Where would you go if you invented a time travel machine? How far back in history would you want to go? In the desert of western Saudi Arabia is a collection of fascinating structures for you to visit. Called the works of old men by native Bedouins, these geoglyphs (large designs on the ground) serve as reminders of a mysterious past.
Formed by dry-stone walls, these designs are so huge that they can be seen only from a bird’s eye view. Although they’ve been around for millennia, it wasn’t until the 1920s that airplane pilots first brought these structures into public awareness. The recent availability of aerial photos through Google Earth has created renewed interest.
Two common motifs are a wheel and a kite. They are thought to date back as far as the Neolithic Era (approximately 15,200 to 2000 BCE). Their age makes them hundreds of years older than the Nazca lines in Peru, which were formed by the removal of stones rather than the careful placement of them.
We may know how old these desert kite structures are, but what purpose did they serve? A popular theory is that they played a role in hunting wild game, probably the extinct Persian gazelle. Because the tails of the kites can be several kilometers long, gradually narrowing into smaller triangular enclosures, scholars believe that the shapes at the end of the funnels could have trapped moving herds.
Interestingly, 95% of the kites found further north in Jordan narrow from southeast to northwest, which would have been the seasonal migration path for most animals. Some enclosures also had circular attachments several meters across called blinds that might have held hunters or their prey.

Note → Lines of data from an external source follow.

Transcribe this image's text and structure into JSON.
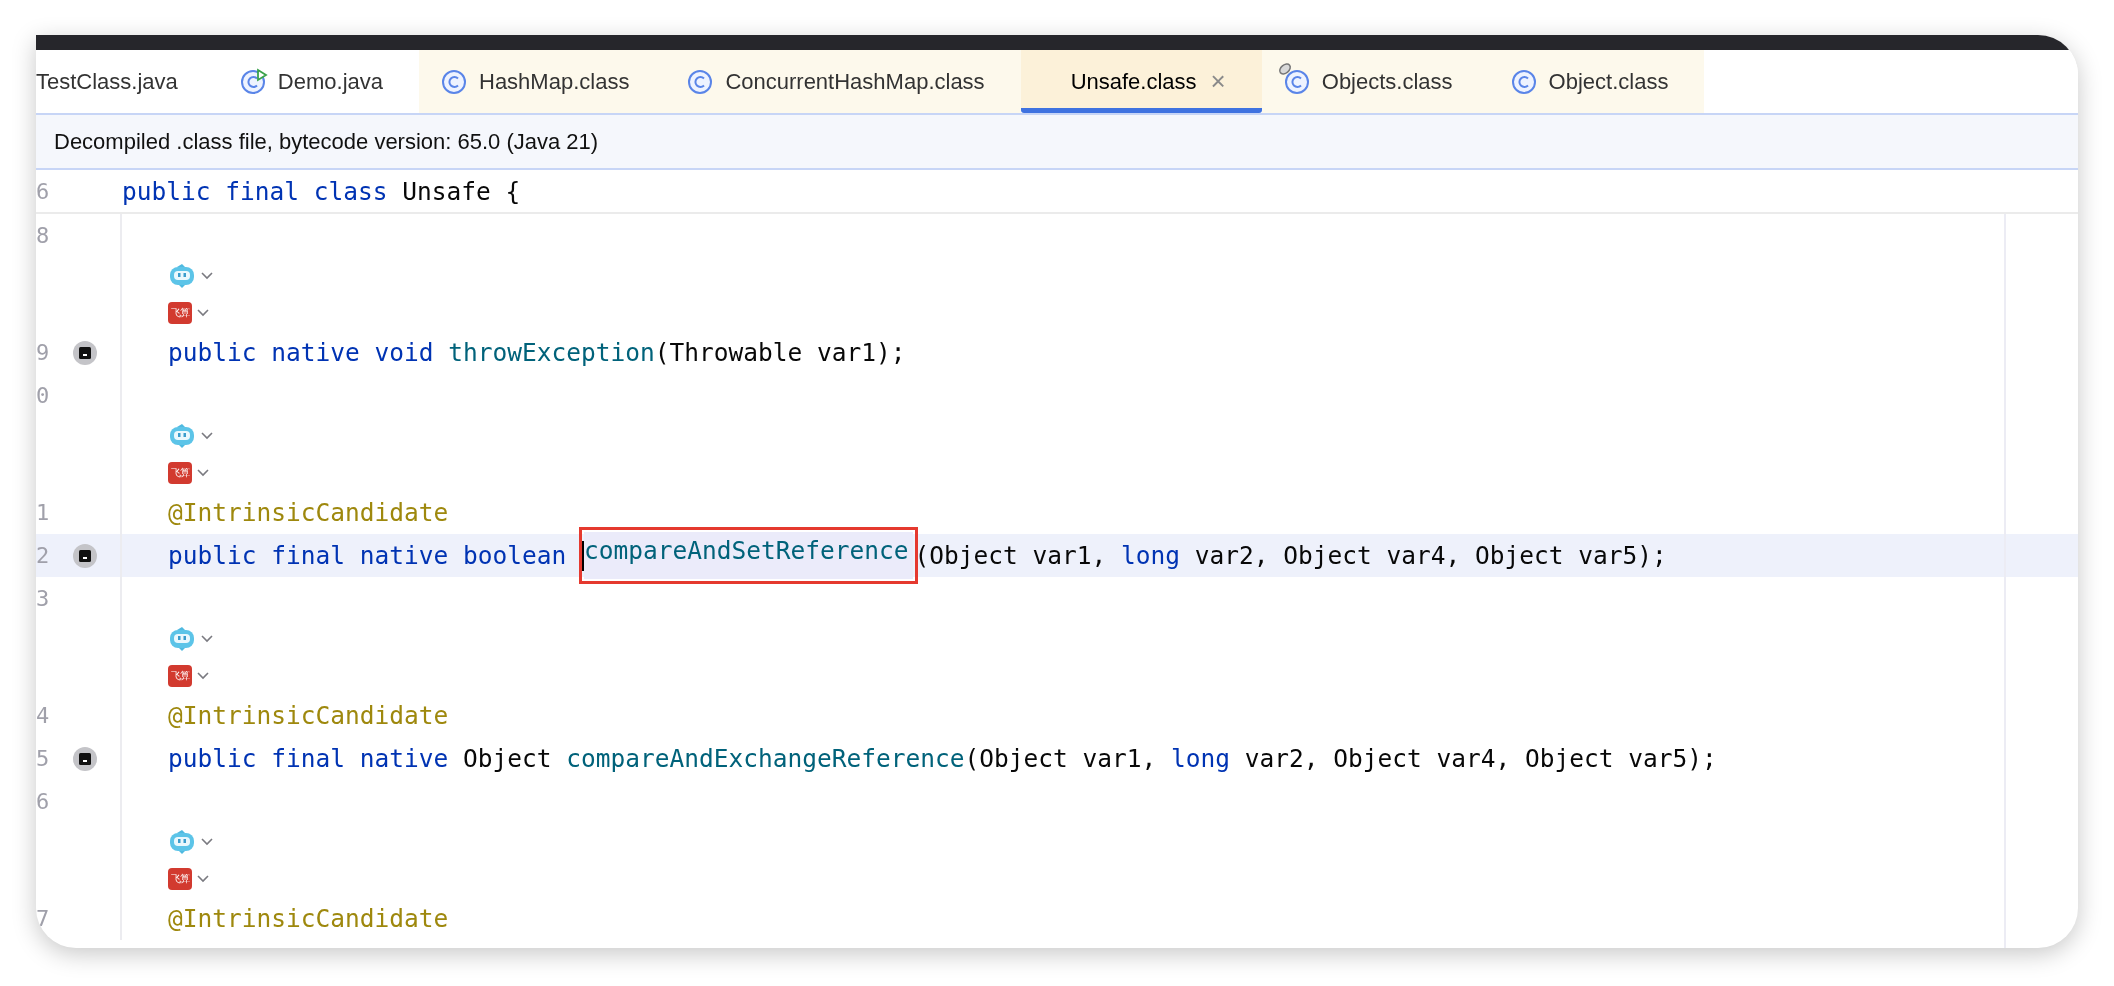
{
  "tabs": [
    {
      "label": "TestClass.java",
      "kind": "plain",
      "library": false,
      "selected": false,
      "pinned": false
    },
    {
      "label": "Demo.java",
      "kind": "runnable",
      "library": false,
      "selected": false,
      "pinned": false
    },
    {
      "label": "HashMap.class",
      "kind": "class",
      "library": true,
      "selected": false,
      "pinned": false
    },
    {
      "label": "ConcurrentHashMap.class",
      "kind": "class",
      "library": true,
      "selected": false,
      "pinned": false
    },
    {
      "label": "Unsafe.class",
      "kind": "plain",
      "library": true,
      "selected": true,
      "pinned": false,
      "close": "×"
    },
    {
      "label": "Objects.class",
      "kind": "class",
      "library": true,
      "selected": false,
      "pinned": true
    },
    {
      "label": "Object.class",
      "kind": "class",
      "library": true,
      "selected": false,
      "pinned": false
    }
  ],
  "info_bar": {
    "text": "Decompiled .class file, bytecode version: 65.0 (Java 21)"
  },
  "sticky_line": {
    "number": "6",
    "tokens": [
      {
        "text": "public final class ",
        "kind": "keyword"
      },
      {
        "text": "Unsafe {",
        "kind": "plain"
      }
    ]
  },
  "body": [
    {
      "kind": "blank",
      "number": "8"
    },
    {
      "kind": "robot_inlay"
    },
    {
      "kind": "badge_inlay",
      "label": "飞算"
    },
    {
      "kind": "code",
      "number": "9",
      "gutter_icon": true,
      "current": false,
      "tokens": [
        {
          "text": "public native void ",
          "kind": "keyword"
        },
        {
          "text": "throwException",
          "kind": "method"
        },
        {
          "text": "(Throwable var1);",
          "kind": "plain"
        }
      ]
    },
    {
      "kind": "blank",
      "number": "0"
    },
    {
      "kind": "robot_inlay"
    },
    {
      "kind": "badge_inlay",
      "label": "飞算"
    },
    {
      "kind": "code",
      "number": "1",
      "gutter_icon": false,
      "current": false,
      "tokens": [
        {
          "text": "@IntrinsicCandidate",
          "kind": "annotation"
        }
      ]
    },
    {
      "kind": "code",
      "number": "2",
      "gutter_icon": true,
      "current": true,
      "tokens": [
        {
          "text": "public final native boolean ",
          "kind": "keyword"
        },
        {
          "text": "compareAndSetReference",
          "kind": "method",
          "caret": true,
          "highlighted": true,
          "boxed": true
        },
        {
          "text": "(Object var1, ",
          "kind": "plain"
        },
        {
          "text": "long ",
          "kind": "keyword"
        },
        {
          "text": "var2, Object var4, Object var5);",
          "kind": "plain"
        }
      ]
    },
    {
      "kind": "blank",
      "number": "3"
    },
    {
      "kind": "robot_inlay"
    },
    {
      "kind": "badge_inlay",
      "label": "飞算"
    },
    {
      "kind": "code",
      "number": "4",
      "gutter_icon": false,
      "current": false,
      "tokens": [
        {
          "text": "@IntrinsicCandidate",
          "kind": "annotation"
        }
      ]
    },
    {
      "kind": "code",
      "number": "5",
      "gutter_icon": true,
      "current": false,
      "tokens": [
        {
          "text": "public final native ",
          "kind": "keyword"
        },
        {
          "text": "Object ",
          "kind": "plain"
        },
        {
          "text": "compareAndExchangeReference",
          "kind": "method"
        },
        {
          "text": "(Object var1, ",
          "kind": "plain"
        },
        {
          "text": "long ",
          "kind": "keyword"
        },
        {
          "text": "var2, Object var4, Object var5);",
          "kind": "plain"
        }
      ]
    },
    {
      "kind": "blank",
      "number": "6"
    },
    {
      "kind": "robot_inlay"
    },
    {
      "kind": "badge_inlay",
      "label": "飞算"
    },
    {
      "kind": "code",
      "number": "7",
      "gutter_icon": false,
      "current": false,
      "tokens": [
        {
          "text": "@IntrinsicCandidate",
          "kind": "annotation"
        }
      ]
    }
  ]
}
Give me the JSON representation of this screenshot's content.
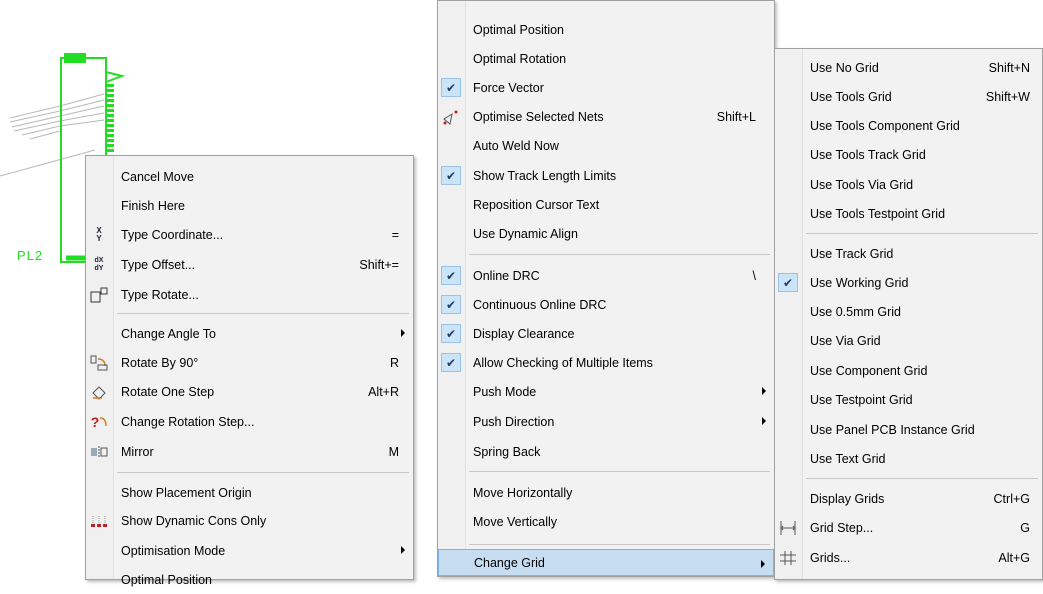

An intriguing theory that explains why each kite had several blinds also highlights a turning point in human in history. Possibly, the circular structures were pens for holding captured animals until the family needed to eat them. This imprisonment would mark the first step toward domesticating animals. Perhaps several families each had its own pen, signifying organized collaborative effort among a community that settled for a length of time in one location.
The location of these kites across the Middle East is extensive. Numbering over 2,000, they can be found from northern Syria all the way through the Arabian peninsula to Yemen. One scholar who has studied those in Jordan estimated that their total length is 3780 km (2849 miles), which adds up to half the stone volume of the Great Pyramid at Giza.
In Saudi Arabia, they are concentrated in the ancient lava-field region known as Harrat Khaybar, located in the western half of the country. Now an arid landscape of hardened basaltic lava, the wetter climate would have supported vegetation during the time of the kites’ construction.
Perhaps the stones formed a foundation for the insertion of poles and branches. The resulting fence could therefore have secured large animals using readily available materials.
A fear among those who study these mysterious structures is that they will disappear before we can truly understand them. For example, comparing aerial photographs of the Jordanian landscape of the 1950s with the present day reveals that agricultural development has destroyed dozens of kites. As a result, scientists are working diligently to catalog as much information as possible.
In 2017, this research effort led to the discovery of an entirely new motif in the Harrat Khaybar, a long rectangle, called a gate. Totaling almost 400 in number and ranging from 13 to 518 meters long, these gates could be as old as 9,000 years. Although many details can be explored through Google Earth, archaeologists are going to need to examine them in the field in order fully to decipher their secrets.